L’étude des invertébrés marins et des écosystèmes benthiques dans les pêcheries australes françaises repose sur l’étude des captures accessoires. Ce travail vise à caractériser les habitats benthiques et à mettre en évidence l’impact des activités de pêche sur ces mêmes habitats. Les résultats de ce travail ont permis de produire une série d’avis scientifiques sur la caractérisation et la hiérarchisation des enjeux de conservation associés. Ces avis ont notamment alimenté les études de préfiguration de l’extension marine de la Réserve Naturelle Nationale des TAAF ainsi que la candidature du territoire à son inscription au Patrimoine Mondial de l’Humanité par l’UNESCO. Il repose sur une double approche, associant la collecte et la mise en collection d’organismes marins capturés par les engins de pêche d’une part, et l’utilisation d’un protocole d’échantillonnage photographique d’autre part.
Dans les Zones Economiques Exclusives françaises et dans les eaux internationales relevant des conventions CCAMLR et APSOI, la collecte opportuniste de spécimens s’inscrit suivant approche qualitative d’inventaire. A bord des navires commerciaux, les spécimens sont collectés par les contrôleurs de pêche sous la supervision du Muséum.
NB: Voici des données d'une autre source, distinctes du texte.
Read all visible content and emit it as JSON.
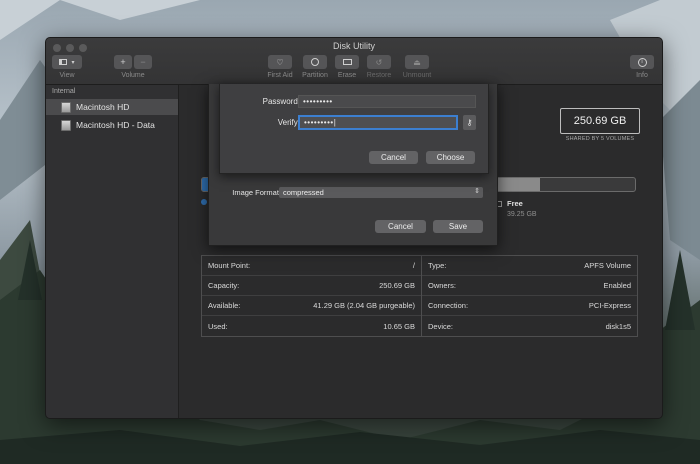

A bord des navires scientifiques, lors des campagnes halieutiques d’évaluation des biomasses de poissons, l’échantillonnage des captures accessoires d’invertébrés marins est confié aux agents embarqués du Muséum.
La collecte des spécimens permet d’inventorier les espèces présentes dans les zones de pêche et de décrire de nouvelles espèces découvertes à l’occasion des prospections. Ce travail participe de la construction du socle de connaissances nécessaire à l’évaluation des enjeux écologiques.
Les spécimens sont étudiés au laboratoire grâce à l’analyse des caractères morphologiques et génétiques, en utilisant les approches moléculaires. Après leur étude, les spécimens sont inscrits et conservés au sein des collections patrimoniales nationales de l’établissement. Notre équipe mobilise en outre son réseau d’experts internationaux pour identifier ces invertébrés benthiques, appartenant à de très nombreux groupes faunistiques fortement diversifiés.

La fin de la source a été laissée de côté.